In the summer of 1995, Larry Page and Sergey Brin met at Stanford University as graduate students in computer science. By January of 1996, the pair began collaborating on writing a program to explore the mathematical properties of the world wide web. They named it BackRub, after its ability to do back link analysis as a measure of a webpage’s importance, with academic citations in mind. This formed the basis of their PageRank algorithm, which would revolutionize existing techniques for finding search results.
Fueled by the initial rave reviews that BackRub received, Page and Brin began working on the next phase of their search engine.
Brainstorming for a new name, Page and Brin were inspired by the googol, a designation in mathematics for the number 1 followed by 100 zeros. To Google’s founders their name represented the immense amount of information that their search engine aspired to sift through to generate meaningful results. They decided “Google” would be easier to spell for most people.
Operating out of their dorm rooms, the pair built a server network using cheap, used, and borrowed PCs. They maxed out their credit cards buying terabytes of disks at discount prices. They tried to license their search engine technology to other companies, but failed to find anyone that wanted their product at its early stage of development. So Page and Brin decided to keep Google, seek financing, improve the product, and take it to the public themselves.
Their strategy worked, and after more development Google finally became a hot commodity. Co-founder of Sun Microsystems, Andy Bechtolsheim, said after a quick demo, “Instead of us discussing all the details, why don’t I just write you a check?”
The $100,000 check was made out to Google Inc. However, Google Inc. as a legal entity did not yet exist. Page and Brin incorporated within two weeks, cashed that check, and raised $900,000 more for their initial funding.
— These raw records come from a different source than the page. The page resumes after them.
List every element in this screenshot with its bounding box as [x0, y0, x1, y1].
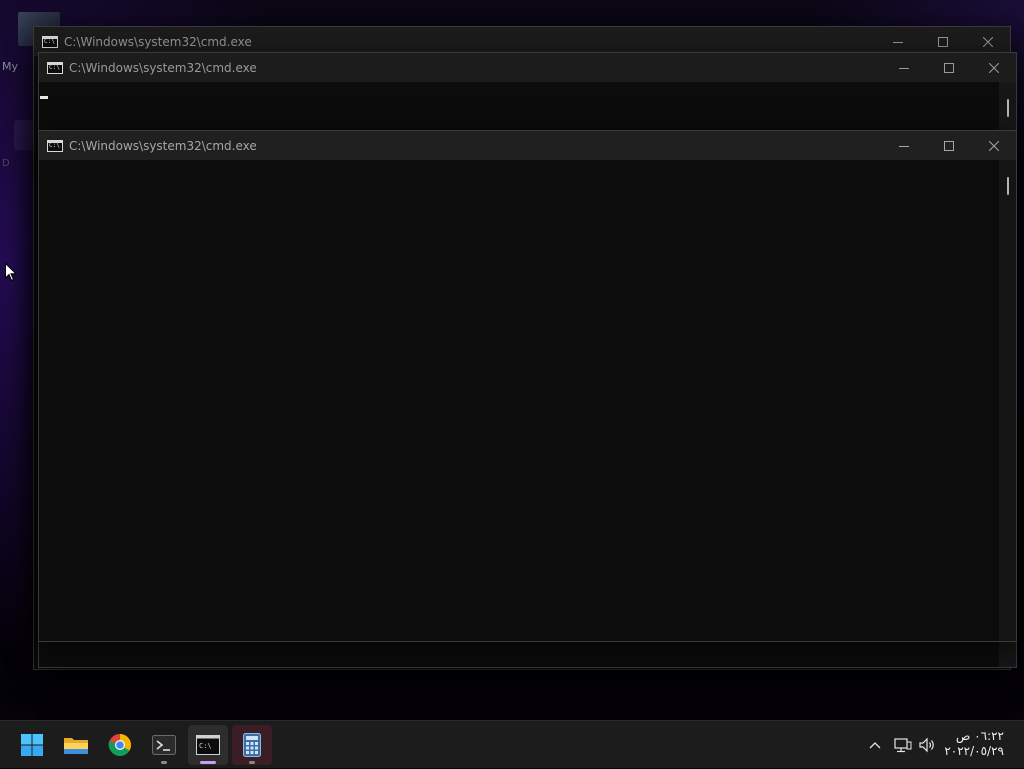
cmd-button[interactable]: C:\	[188, 725, 228, 765]
close-button[interactable]	[971, 53, 1016, 82]
start-button[interactable]	[12, 725, 52, 765]
window-title: C:\Windows\system32\cmd.exe	[64, 34, 252, 49]
chevron-up-icon	[869, 742, 881, 749]
file-explorer-button[interactable]	[56, 725, 96, 765]
close-icon	[982, 36, 993, 47]
clock-date: ٢٠٢٢/٠٥/٢٩	[944, 744, 1004, 758]
windows-logo-icon	[21, 734, 43, 756]
minimize-icon	[898, 145, 909, 147]
network-icon	[894, 738, 912, 753]
cmd-app-icon	[47, 139, 63, 152]
maximize-button[interactable]	[926, 53, 971, 82]
clock-time: ٠٦:٢٢ ص	[955, 729, 1004, 743]
calculator-button[interactable]	[232, 725, 272, 765]
running-indicator	[200, 761, 216, 764]
close-icon	[988, 140, 999, 151]
network-button[interactable]	[892, 721, 914, 769]
chrome-icon	[108, 733, 131, 756]
speaker-icon	[919, 737, 934, 753]
volume-button[interactable]	[916, 721, 938, 769]
maximize-icon	[943, 62, 954, 73]
maximize-button[interactable]	[926, 131, 971, 160]
minimize-icon	[892, 41, 903, 43]
cmd-icon: C:\	[196, 735, 220, 755]
scrollbar-thumb[interactable]	[1007, 99, 1009, 117]
minimize-button[interactable]	[881, 131, 926, 160]
text-cursor	[40, 96, 48, 99]
window-title: C:\Windows\system32\cmd.exe	[69, 138, 257, 153]
calculator-icon	[243, 733, 261, 757]
taskbar: C:\ ٠٦:٢٢ ص ٢٠٢٢/٠٥/٢٩	[0, 720, 1024, 768]
terminal-button[interactable]	[144, 725, 184, 765]
show-hidden-icons-button[interactable]	[864, 721, 886, 769]
close-icon	[988, 62, 999, 73]
chrome-button[interactable]	[100, 725, 140, 765]
svg-text:C:\: C:\	[199, 742, 212, 750]
titlebar[interactable]: C:\Windows\system32\cmd.exe	[39, 53, 1016, 82]
cmd-app-icon	[42, 35, 58, 48]
titlebar[interactable]: C:\Windows\system32\cmd.exe	[39, 131, 1016, 160]
cmd-app-icon	[47, 61, 63, 74]
minimize-icon	[898, 67, 909, 69]
minimize-button[interactable]	[881, 53, 926, 82]
console-area[interactable]	[39, 160, 1016, 641]
desktop-icon-label[interactable]: My	[2, 60, 18, 73]
scrollbar-thumb[interactable]	[1007, 177, 1009, 195]
terminal-icon	[152, 735, 176, 755]
running-indicator	[161, 761, 167, 764]
close-button[interactable]	[971, 131, 1016, 160]
window-title: C:\Windows\system32\cmd.exe	[69, 60, 257, 75]
folder-icon	[64, 738, 88, 754]
desktop-icon-label-2[interactable]: D	[2, 158, 10, 169]
maximize-icon	[943, 140, 954, 151]
maximize-icon	[937, 36, 948, 47]
running-indicator	[249, 761, 255, 764]
mouse-pointer-icon	[5, 263, 17, 282]
clock[interactable]: ٠٦:٢٢ ص ٢٠٢٢/٠٥/٢٩	[944, 729, 1004, 759]
cmd-window-front[interactable]: C:\Windows\system32\cmd.exe	[38, 130, 1017, 642]
scrollbar[interactable]	[999, 160, 1016, 641]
In September of 1998, Larry and Sergey opened an office out of their friend’s garage (Susan Wojcicki, one of their first employees and now CEO of YouTube) in Menlo Park, California and Google.com, a beta search engine, was soon answering 10,000 search queries every day. Even during beta they were gaining a lot of attention for providing better search results than their competitors.
On September 21, 1999, Page and Brin officially removed the beta (test status) from their title. Its simple, uncluttered design quickly attracted a loyal following, and Google quietly rose in stature while generating steady revenue even after the tech bubble burst.
In 2003 the company leased a complex of buildings in Mountain View, CA to accommodate its small army of employees. Dubbing it the Googleplex, it has remained there ever since.
On August 19, 2004, Larry and Sergey aok Google public, raising $1.6 Billion with a market cap of $23 Billion, simultaneously making Billionaires of its two founders and multi-millionaires of many of its employees. Google’s value continued to skyrocket, joining the S&P 500 in 2006. The infusion of capital allowed them to acquire many other businesses to add to their ever-expanding list of services.
Google is one of the biggest companies in the world, with over 70 offices in 41 different countries. In addition to consumer internet services, operating systems, and hardware devices, Google and its subsidiaries are involved in fiber optic infrastructure, life science research, self-driving electric automobiles, aerospace, venture capital, and philanthropy.
Both Larry Page and Sergey Brin are still actively involved in the leadership of their company, while also focusing on individual philanthropic efforts.